Brian Wilson on his radio show at WSPD yesterday talked with Jim Bovard about a recent Washington Post article about sending U.S. troops to the U.S. “The U.S. military,” according to the Post, “expects to have 20,000 uniformed troops inside the United States by 2011 trained to help state and local officials respond to a nuclear terrorist attack or other domestic catastrophe.”
Domestic emergency deployment may be “just the first example of a series of expansions in presidential and military authority,” or even an increase in domestic surveillance, said Anna Christensen of the ACLU’s National Security Project. And Cato Vice President Gene Healy warned of “a creeping militarization” of homeland security.
The founders of the Bill of Rights were rightly against military action at home, and they insisted the Constitution have safeguards against it, because they knew it would be a means through which a powerful government would deny the people their civil rights. Since then, domestic militarization has indeed been associated with the abuses of communist Russia and fascist Germany, and of George Orwell’s Oceania.

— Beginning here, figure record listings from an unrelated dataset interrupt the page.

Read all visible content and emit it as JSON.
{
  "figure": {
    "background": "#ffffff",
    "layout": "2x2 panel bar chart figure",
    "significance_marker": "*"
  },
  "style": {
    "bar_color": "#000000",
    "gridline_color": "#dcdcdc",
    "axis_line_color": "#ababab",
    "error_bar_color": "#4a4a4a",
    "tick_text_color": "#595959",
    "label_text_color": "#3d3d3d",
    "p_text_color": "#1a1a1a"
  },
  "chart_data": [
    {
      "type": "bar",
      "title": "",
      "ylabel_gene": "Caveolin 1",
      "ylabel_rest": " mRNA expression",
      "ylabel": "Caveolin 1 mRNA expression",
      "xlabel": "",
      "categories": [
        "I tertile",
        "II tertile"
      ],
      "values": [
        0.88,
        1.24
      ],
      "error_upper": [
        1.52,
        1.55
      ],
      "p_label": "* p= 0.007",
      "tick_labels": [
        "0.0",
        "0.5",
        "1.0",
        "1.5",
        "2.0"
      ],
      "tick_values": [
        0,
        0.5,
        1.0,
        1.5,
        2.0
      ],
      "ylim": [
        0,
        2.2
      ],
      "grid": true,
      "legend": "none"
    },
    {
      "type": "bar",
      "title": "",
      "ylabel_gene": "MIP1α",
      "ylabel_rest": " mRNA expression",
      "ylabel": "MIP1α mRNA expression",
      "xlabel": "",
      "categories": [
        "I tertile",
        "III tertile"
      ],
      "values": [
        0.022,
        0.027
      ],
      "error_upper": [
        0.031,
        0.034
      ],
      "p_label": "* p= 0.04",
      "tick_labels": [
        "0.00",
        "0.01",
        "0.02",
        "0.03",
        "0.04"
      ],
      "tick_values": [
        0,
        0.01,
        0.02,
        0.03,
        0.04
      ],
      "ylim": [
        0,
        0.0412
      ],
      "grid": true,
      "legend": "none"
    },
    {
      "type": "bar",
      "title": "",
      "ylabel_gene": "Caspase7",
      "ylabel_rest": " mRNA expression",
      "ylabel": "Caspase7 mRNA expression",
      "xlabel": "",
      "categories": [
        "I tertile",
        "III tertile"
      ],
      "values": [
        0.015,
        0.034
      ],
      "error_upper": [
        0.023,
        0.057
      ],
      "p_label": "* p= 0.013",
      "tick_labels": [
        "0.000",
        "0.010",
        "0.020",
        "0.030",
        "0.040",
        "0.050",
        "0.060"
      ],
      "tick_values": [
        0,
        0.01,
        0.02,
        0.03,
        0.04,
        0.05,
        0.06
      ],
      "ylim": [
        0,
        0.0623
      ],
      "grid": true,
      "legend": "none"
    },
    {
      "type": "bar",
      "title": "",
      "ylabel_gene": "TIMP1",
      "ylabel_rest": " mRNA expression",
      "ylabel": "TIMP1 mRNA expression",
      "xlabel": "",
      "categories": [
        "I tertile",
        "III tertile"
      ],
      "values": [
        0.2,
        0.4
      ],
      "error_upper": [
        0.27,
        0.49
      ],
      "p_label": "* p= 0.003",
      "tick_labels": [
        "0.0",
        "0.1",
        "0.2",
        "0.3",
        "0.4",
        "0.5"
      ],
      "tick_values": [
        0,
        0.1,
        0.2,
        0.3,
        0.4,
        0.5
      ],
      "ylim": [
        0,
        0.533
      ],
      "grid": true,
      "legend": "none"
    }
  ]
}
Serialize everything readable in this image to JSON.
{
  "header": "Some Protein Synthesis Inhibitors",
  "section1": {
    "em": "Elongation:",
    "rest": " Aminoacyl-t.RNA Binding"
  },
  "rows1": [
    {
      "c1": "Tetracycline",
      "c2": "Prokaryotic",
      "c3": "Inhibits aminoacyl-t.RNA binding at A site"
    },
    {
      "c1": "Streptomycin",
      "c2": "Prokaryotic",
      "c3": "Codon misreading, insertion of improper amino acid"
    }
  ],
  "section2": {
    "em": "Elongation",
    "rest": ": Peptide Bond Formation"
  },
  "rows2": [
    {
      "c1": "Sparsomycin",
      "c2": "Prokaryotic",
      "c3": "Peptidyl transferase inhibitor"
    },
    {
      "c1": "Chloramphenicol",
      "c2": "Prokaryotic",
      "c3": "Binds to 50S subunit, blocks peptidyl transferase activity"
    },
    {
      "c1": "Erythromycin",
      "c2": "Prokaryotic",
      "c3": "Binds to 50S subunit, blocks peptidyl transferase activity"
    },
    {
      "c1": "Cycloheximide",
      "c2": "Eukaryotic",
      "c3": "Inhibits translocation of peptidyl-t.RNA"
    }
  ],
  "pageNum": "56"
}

Back to the interview. Jim Bovard is an informed, intelligent commentator, and he always has something of substance to say:
It’s possible that the deployment of troops could be tied to a presidential declaration of emergency. And people would think, Well, that’s like Hurricane Katrina, for instance. But no, it could be anything the president says was an emergency. Bill Clinton pioneered the art of making snow storms in northern states national emergencies. Clinton averaged, I think, about 1 emergency declaration per week in some years of his presidency. And—fundamental problem here—there is nothing to limit the president’s power in how he deploys these troops…
Part of the frustration that I have is similar to what I felt during the Clinton years. There are a lot of liberals who seem to understand, when George W. Bush was ordering torture or suspending habeas corpus or whatever, that power is a very dangerous thing. But now that there’s someone who claims to liberal who’s going to be president, it’s almost as if all the old dangers have vanished.
Listen to the complete interview with James Bovard, at WSPD’s web site. (You may have to scroll down to the date “12/3.”)
Jim Bovard is the author of Attention Deficit Democracy, Lost Rights: The Destruction of American Liberty, The Bush Betrayal, and Terrorism and Tyranny: Trampling Freedom, Justice, and Peace to Rid the World of Evil. And his book Feeling Your Pain: The Explosion and Abuse of Government Power in the Clinton-Gore Years provided bits of initial inspiration behind The Conscience of Abe’s Turn.
-TimK
P.S. James Bovard also gave a recent talk at the Future of Freedom Foundation, entitled “Bush’s War on Civil Liberties,” the whole video of which you can see on YouTube.